A new tax on parking garages also takes effect this month, with a 6 percent rate applied to hourly and daily garages and a 9 percent rate applied to monthly.

Finally, the state now taxes the value of traded-in vehicles starting after $10,000 of value, down from $20,000.

In other automobile-related legislation, the maximum fine for hitting a construction worker with a vehicle will increase to $25,000, up from $10,000.

Additionally, those violating Scott’s Law by failing to reduce speed or change lanes when an emergency vehicle is stopped on the side of the road will see increased fines in the new year. 

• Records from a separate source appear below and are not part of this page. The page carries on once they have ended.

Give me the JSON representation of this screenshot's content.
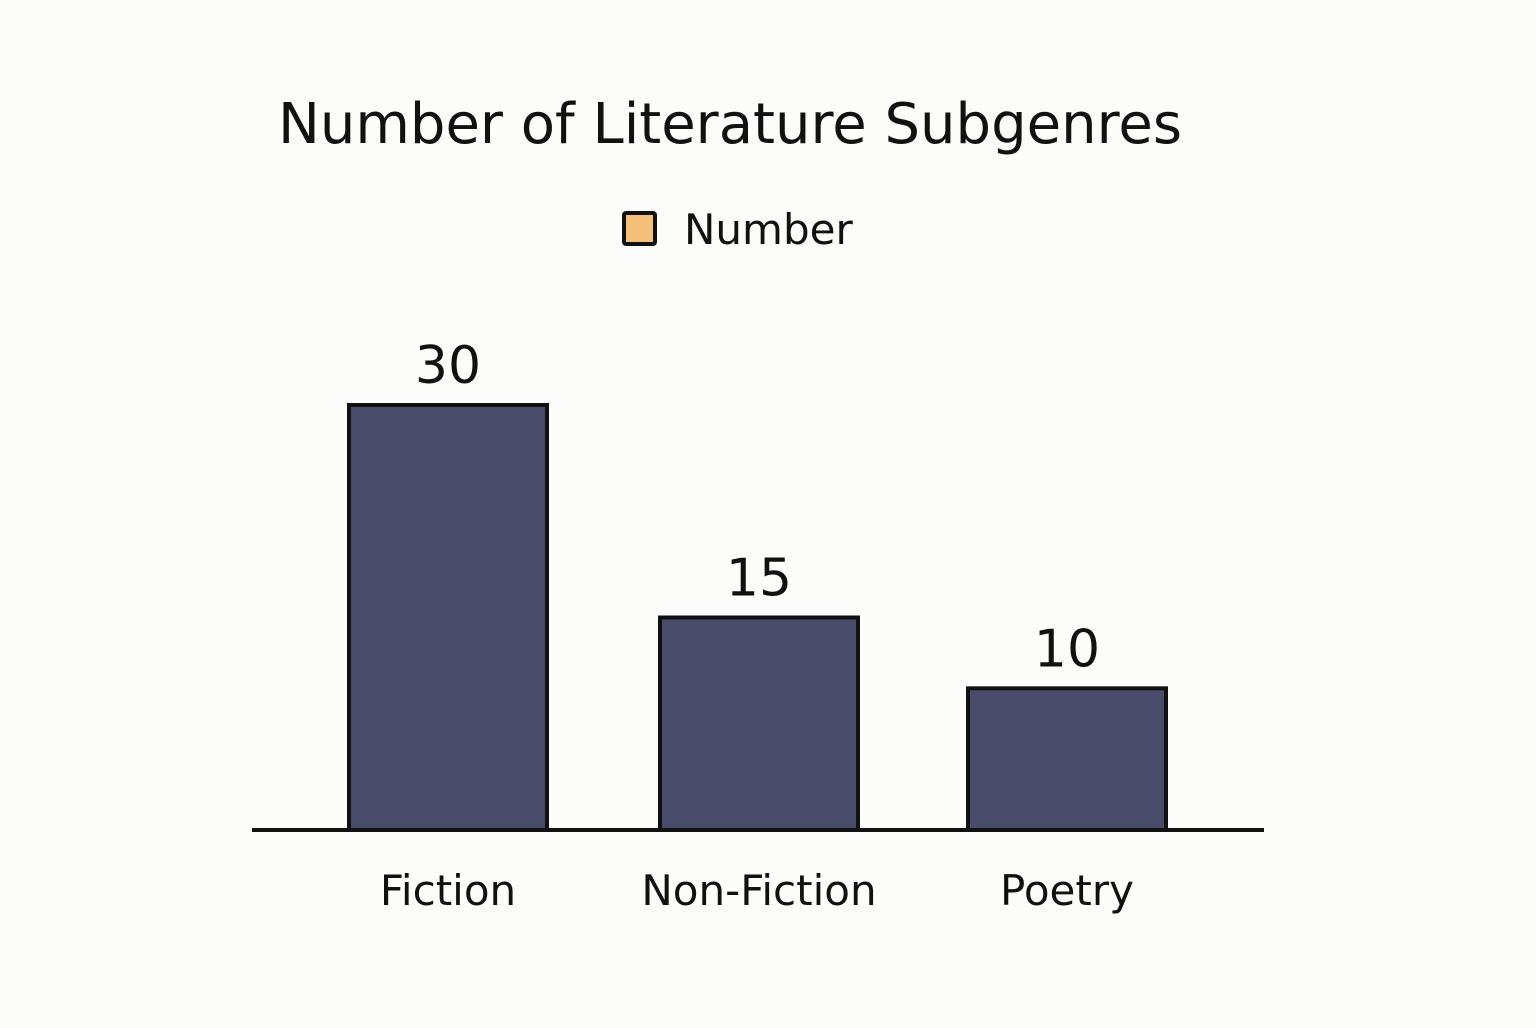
{
  "chart_data": {
    "type": "bar",
    "title": "Number of Literature Subgenres",
    "xlabel": "",
    "ylabel": "",
    "categories": [
      "Fiction",
      "Non-Fiction",
      "Poetry"
    ],
    "series": [
      {
        "name": "Number",
        "values": [
          30,
          15,
          10
        ],
        "color": "#4a4c6c",
        "legend_swatch_color": "#f5c07a"
      }
    ],
    "data_labels": [
      "30",
      "15",
      "10"
    ],
    "ylim": [
      0,
      36
    ],
    "grid": false,
    "legend_position": "top-center",
    "outline_color": "#111111",
    "background": "#fcfcfa"
  }
}
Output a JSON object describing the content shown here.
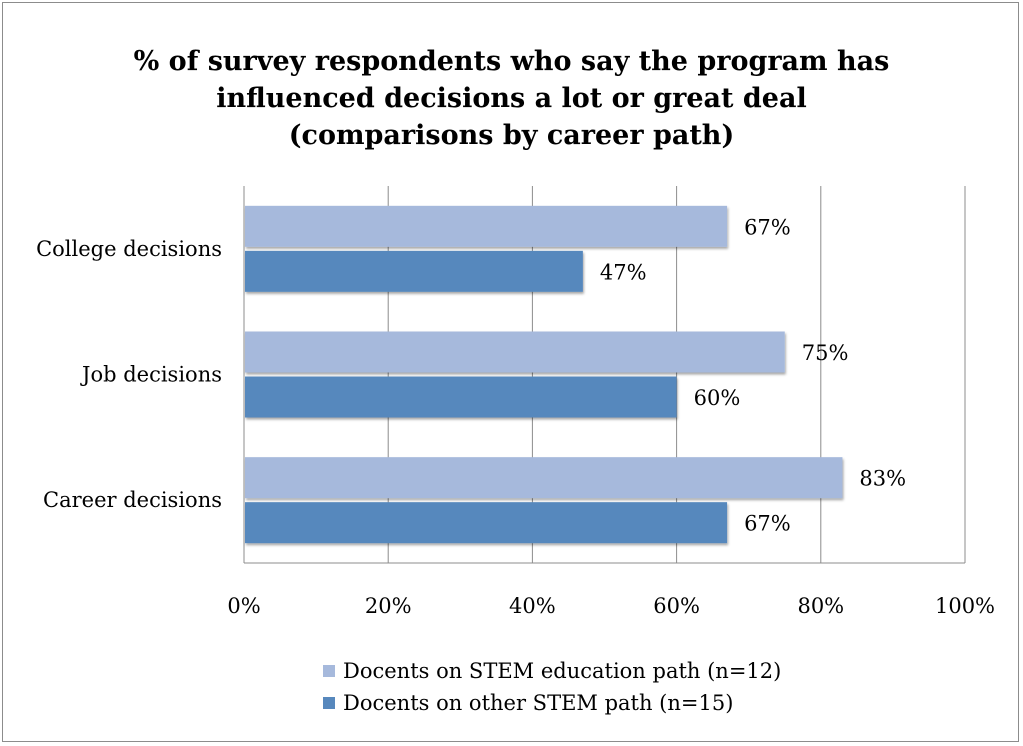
{
  "chart_data": {
    "type": "bar",
    "orientation": "horizontal",
    "title_lines": [
      "% of survey respondents who say the program has",
      "influenced decisions a lot or great deal",
      "(comparisons by career path)"
    ],
    "categories": [
      "College decisions",
      "Job decisions",
      "Career decisions"
    ],
    "series": [
      {
        "name": "Docents on STEM education path (n=12)",
        "values": [
          67,
          75,
          83
        ],
        "labels": [
          "67%",
          "75%",
          "83%"
        ],
        "color": "#a6b9dc"
      },
      {
        "name": "Docents on other STEM path (n=15)",
        "values": [
          47,
          60,
          67
        ],
        "labels": [
          "47%",
          "60%",
          "67%"
        ],
        "color": "#5788bd"
      }
    ],
    "xlim": [
      0,
      100
    ],
    "xticks": [
      0,
      20,
      40,
      60,
      80,
      100
    ],
    "xtick_labels": [
      "0%",
      "20%",
      "40%",
      "60%",
      "80%",
      "100%"
    ],
    "grid": true,
    "legend_position": "bottom"
  }
}
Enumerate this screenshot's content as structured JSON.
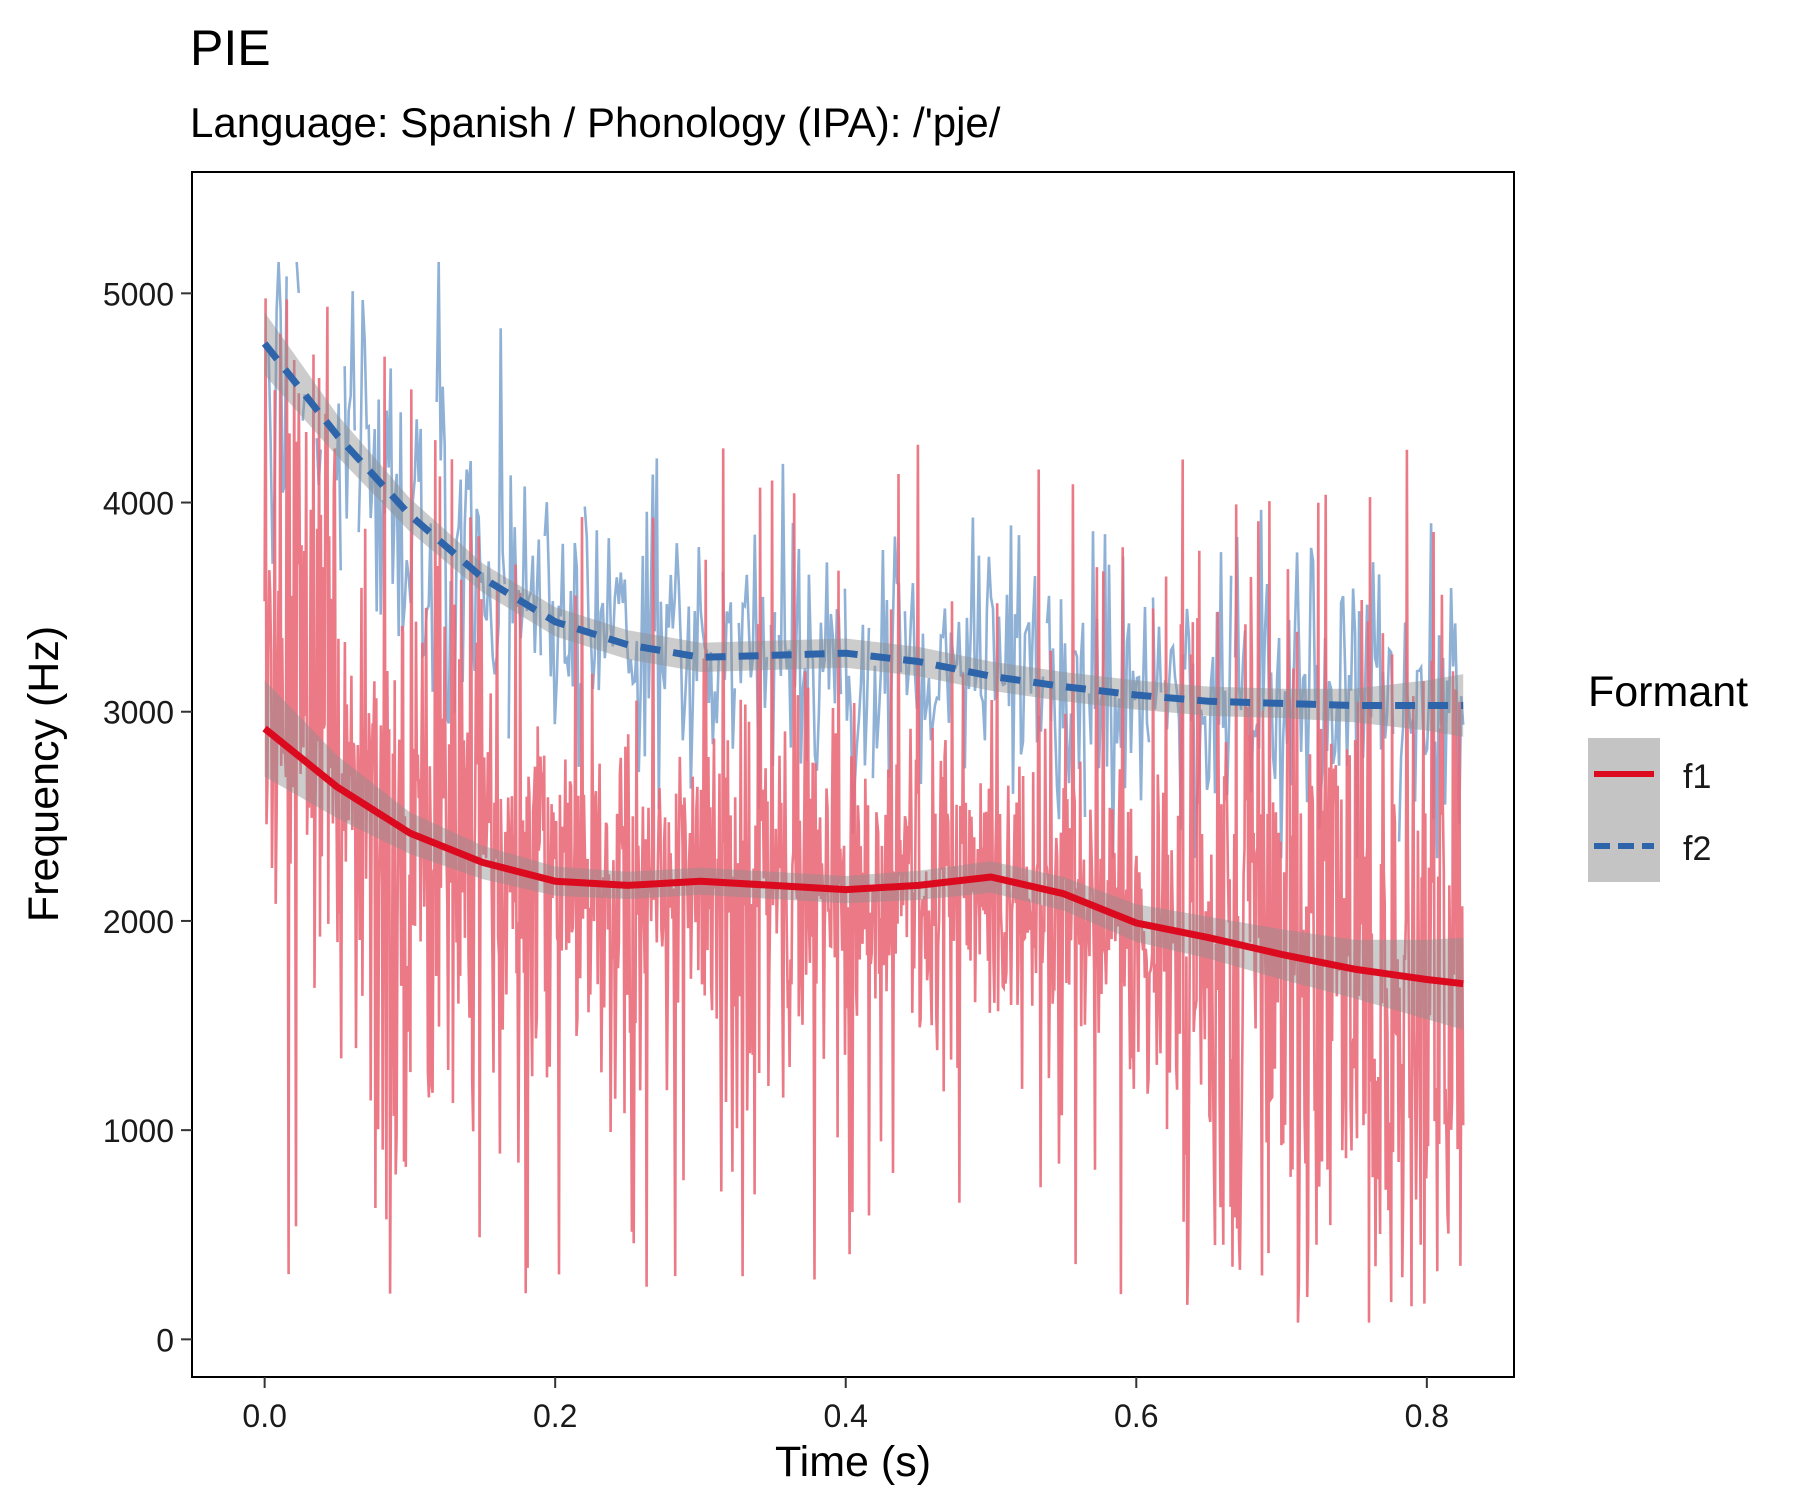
{
  "chart_data": {
    "type": "line",
    "title": "PIE",
    "subtitle": "Language: Spanish / Phonology (IPA): /'pje/",
    "xlabel": "Time (s)",
    "ylabel": "Frequency (Hz)",
    "xlim": [
      -0.05,
      0.86
    ],
    "ylim": [
      -180,
      5580
    ],
    "x_ticks": [
      0.0,
      0.2,
      0.4,
      0.6,
      0.8
    ],
    "x_tick_labels": [
      "0.0",
      "0.2",
      "0.4",
      "0.6",
      "0.8"
    ],
    "y_ticks": [
      0,
      1000,
      2000,
      3000,
      4000,
      5000
    ],
    "y_tick_labels": [
      "0",
      "1000",
      "2000",
      "3000",
      "4000",
      "5000"
    ],
    "grid": false,
    "legend": {
      "title": "Formant",
      "position": "right",
      "entries": [
        {
          "label": "f1",
          "color": "#dc0a1e",
          "style": "solid"
        },
        {
          "label": "f2",
          "color": "#2e64aa",
          "style": "dashed"
        }
      ]
    },
    "series": [
      {
        "name": "f1",
        "role": "raw",
        "color": "#ea6a79",
        "x_range": [
          0.0,
          0.825
        ],
        "samples": 1300,
        "sample_seed": 7
      },
      {
        "name": "f2",
        "role": "raw",
        "color": "#8aadd4",
        "x_range": [
          0.0,
          0.825
        ],
        "samples": 600,
        "sample_seed": 19
      },
      {
        "name": "f1",
        "role": "smooth",
        "color": "#dc0a1e",
        "style": "solid",
        "x": [
          0.0,
          0.05,
          0.1,
          0.15,
          0.2,
          0.25,
          0.3,
          0.35,
          0.4,
          0.45,
          0.5,
          0.55,
          0.6,
          0.65,
          0.7,
          0.75,
          0.8,
          0.825
        ],
        "y": [
          2920,
          2640,
          2420,
          2280,
          2190,
          2170,
          2190,
          2170,
          2150,
          2170,
          2210,
          2130,
          1990,
          1920,
          1840,
          1770,
          1720,
          1700
        ],
        "ci_half_width": [
          230,
          150,
          100,
          80,
          70,
          65,
          65,
          65,
          65,
          70,
          75,
          80,
          90,
          100,
          120,
          140,
          190,
          220
        ]
      },
      {
        "name": "f2",
        "role": "smooth",
        "color": "#2e64aa",
        "style": "dashed",
        "x": [
          0.0,
          0.05,
          0.1,
          0.15,
          0.2,
          0.25,
          0.3,
          0.35,
          0.4,
          0.45,
          0.5,
          0.55,
          0.6,
          0.65,
          0.7,
          0.75,
          0.8,
          0.825
        ],
        "y": [
          4760,
          4320,
          3940,
          3640,
          3430,
          3320,
          3260,
          3270,
          3280,
          3240,
          3170,
          3120,
          3080,
          3050,
          3040,
          3030,
          3030,
          3030
        ],
        "ci_half_width": [
          150,
          100,
          80,
          70,
          70,
          70,
          70,
          70,
          70,
          70,
          70,
          70,
          70,
          70,
          70,
          80,
          120,
          150
        ]
      }
    ]
  }
}
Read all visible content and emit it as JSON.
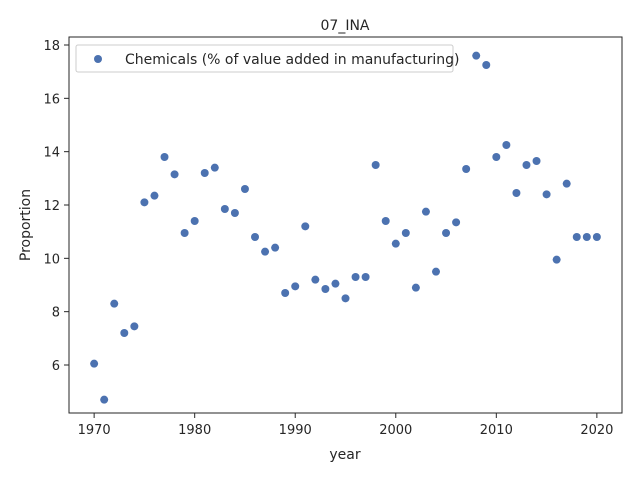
{
  "chart_data": {
    "type": "scatter",
    "title": "07_INA",
    "xlabel": "year",
    "ylabel": "Proportion",
    "xlim": [
      1967.5,
      2022.5
    ],
    "ylim": [
      4.2,
      18.3
    ],
    "xticks": [
      1970,
      1980,
      1990,
      2000,
      2010,
      2020
    ],
    "yticks": [
      6,
      8,
      10,
      12,
      14,
      16,
      18
    ],
    "legend_position": "top-left",
    "grid": false,
    "color": "#4c72b0",
    "series": [
      {
        "name": "Chemicals (% of value added in manufacturing)",
        "x": [
          1970,
          1971,
          1972,
          1973,
          1974,
          1975,
          1976,
          1977,
          1978,
          1979,
          1980,
          1981,
          1982,
          1983,
          1984,
          1985,
          1986,
          1987,
          1988,
          1989,
          1990,
          1991,
          1992,
          1993,
          1994,
          1995,
          1996,
          1997,
          1998,
          1999,
          2000,
          2001,
          2002,
          2003,
          2004,
          2005,
          2006,
          2007,
          2008,
          2009,
          2010,
          2011,
          2012,
          2013,
          2014,
          2015,
          2016,
          2017,
          2018,
          2019,
          2020
        ],
        "y": [
          6.05,
          4.7,
          8.3,
          7.2,
          7.45,
          12.1,
          12.35,
          13.8,
          13.15,
          10.95,
          11.4,
          13.2,
          13.4,
          11.85,
          11.7,
          12.6,
          10.8,
          10.25,
          10.4,
          8.7,
          8.95,
          11.2,
          9.2,
          8.85,
          9.05,
          8.5,
          9.3,
          9.3,
          13.5,
          11.4,
          10.55,
          10.95,
          8.9,
          11.75,
          9.5,
          10.95,
          11.35,
          13.35,
          17.6,
          17.25,
          13.8,
          14.25,
          12.45,
          13.5,
          13.65,
          12.4,
          9.95,
          12.8,
          10.8,
          10.8,
          10.8
        ]
      }
    ]
  }
}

The minimum fine for a first offense will increase to $250 from $100, while the minimum for a second offense will be $750.

Money collected from such violations will go to a Scott’s Law Fund to produce driver education materials. The maximum fine will remain at $10,000. 

The law also increases the severity of violations that result in the death or harm to a first responder to a Class 2 felony.

In a related matter, the burial benefit for a firefighter, state police or local law enforcement officer killed in the line of duty will double to $20,000.

Passing a stopped school bus that has its “STOP” arm extended will now result in a $300 fine, up from $150 for the first offense. The second offense will cost drivers $1,000, up from $500.

Offenses like that may happen less now because the state looked to curb distracted driving by clarifying that motorists can not watch streaming video while driving. 

Also in the area of law enforcement, penalties are getting harsher for crimes committed in places of worship. 

A new law states that a person commits aggravated assault or aggravated battery when he or she commits an assault or battery in a church or any place used for religious worship.

Another new law removed the statute of limitations for other serious crimes: criminal sexual assault, aggravated criminal sex assault or aggravated criminal sex abuse.

In the realm of education, efforts to make schools safer continued with the expansion of the offense of disorderly misconduct, which now covers threats against schools that are made online or do not specifically mention a bomb. 

The state also now mandates that sex education in grades 6-12 is required to include an age-appropriate discussion on the meaning of consent. 

In the insurance field,  insurers in Illinois will be required to cover the costs of medically necessary epinephrine injectors, commonly referred to by the brand name EpiPen, for persons under 18 years old. 

Insurers must also cover skin cancer screenings and diagnostic mammograms.

Last, pets got a little safer because a law requires a kennel operator to install a fire alarm monitoring system that notifies local first responders or fire sprinklers when activated.